The university logo woven into the carpet of the Senate hall where PhD defenses take place.

Also had a pleasant lunch in Delft with colleague P beforehand.

Today I attended the public defense of the PhD thesis of Freddy Veltman-van Vugt, titled ‘Grensverleggend leren’ (roughly translates to ’moving the frontier of learning forward’). She focused on what it takes for teachers to learn and teach skills critical to our highly digitised and interconnected world in a self directed way. Her doctorate already started some 14 years ago (I think she started writing in earnest after her retirement), and I was invited because one of my all time favourite projects, the Homo Zappiens 2008 project, was one of four cases that were the subject of her empirical research. Ten years ago Freddy promised me to invite me to her public defense, and she kept word. This is the third time my work has become the object of study of a PhD thesis, and today I thought it’s a rather fun indicator of whether I’m working on something novel and worthwile. (The other two were my blogging practices and my open data work). Today when asked by one of the learned opponents at the defense, Freddy said she saw our 2008 project as one with the most compelling predictive value. During the reception afterwards she followed that up with the remark that our project from 10 years ago is still a rare and unique approach. She asked me if I had done any more projects like it, and actually there’s only the current project with the Library Service Fryslan ‘Impact through Connection’ that resembles what we tried to do then.

In the Homo Zappiens project about a dozen teachers of the Rotterdam university of applied sciences took a year to informally work together on changing their teaching towards more self-directed learning, while incorporating more of the affordances networked technology gives us. The form of the project was shaped exactly the same, self-directed, action-oriented. We held that you can’t learn to teach differently if that’s being taught the traditional way. The results clustered around authenticity, co-creation, the skills involved in creating that, knowledge transfer to colleagues not involved in the project, and formats for new or altered work forms during teaching to let form follow function. The project meant deep personal change for many of the members of our ‘gang’. Rediscovering the fun of learning, finding the guts to experiment, getting so much closer to students and colleagues. “I came to change my teaching module, I left having changed my world”. It’s a project I’m still very glad about, and I feel I was able to co-create what I think of as a Reboot—like turning point for the participants.

I also picked up a useful new word today from Freddy’s PhD thesis, “agency shyness”. She talked about the critical factors involved in self directed learning, and next to engaging with real intractable problems, then also referenced the guts needed to experiment in a settled working environment.

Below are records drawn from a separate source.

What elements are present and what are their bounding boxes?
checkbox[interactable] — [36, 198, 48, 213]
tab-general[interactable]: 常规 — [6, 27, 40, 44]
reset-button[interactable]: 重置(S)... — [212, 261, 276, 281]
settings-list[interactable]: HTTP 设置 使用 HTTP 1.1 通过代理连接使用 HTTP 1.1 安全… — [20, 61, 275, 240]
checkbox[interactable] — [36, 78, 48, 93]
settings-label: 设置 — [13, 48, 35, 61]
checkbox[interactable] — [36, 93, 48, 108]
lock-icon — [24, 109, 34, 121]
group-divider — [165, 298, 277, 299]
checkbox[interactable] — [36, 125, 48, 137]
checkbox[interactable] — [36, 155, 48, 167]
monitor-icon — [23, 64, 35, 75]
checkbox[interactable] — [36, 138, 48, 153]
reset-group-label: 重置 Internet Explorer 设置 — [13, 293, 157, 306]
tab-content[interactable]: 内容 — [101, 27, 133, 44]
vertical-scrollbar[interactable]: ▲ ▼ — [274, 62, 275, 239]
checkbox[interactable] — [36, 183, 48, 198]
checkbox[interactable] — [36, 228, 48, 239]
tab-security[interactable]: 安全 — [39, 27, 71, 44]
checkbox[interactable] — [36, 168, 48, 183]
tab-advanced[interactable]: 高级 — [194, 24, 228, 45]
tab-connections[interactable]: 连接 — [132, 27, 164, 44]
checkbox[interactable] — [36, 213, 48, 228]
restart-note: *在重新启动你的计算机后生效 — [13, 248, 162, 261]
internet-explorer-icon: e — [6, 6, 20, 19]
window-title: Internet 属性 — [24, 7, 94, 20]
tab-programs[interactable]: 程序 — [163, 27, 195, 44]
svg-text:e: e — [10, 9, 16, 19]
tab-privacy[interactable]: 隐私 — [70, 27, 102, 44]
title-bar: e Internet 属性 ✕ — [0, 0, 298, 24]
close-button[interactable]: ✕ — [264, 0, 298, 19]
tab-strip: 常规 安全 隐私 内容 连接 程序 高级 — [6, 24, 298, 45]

Not all teachers she came across in her cases dared to experiment, to try and do things differently. They were shy to explore new agency.

Agency shyness is very much relevant to my current work with the Library Service Fryslan on networked agency. We encounter it in the teams we work with, in contrast with my own mission behind networked agency, battling feelings of disempowerment.

It was good to see Freddy get her doctorate, and to realise our 2008 project is still standing strong, and would still be novel to most. After ten years it is still an iconic project.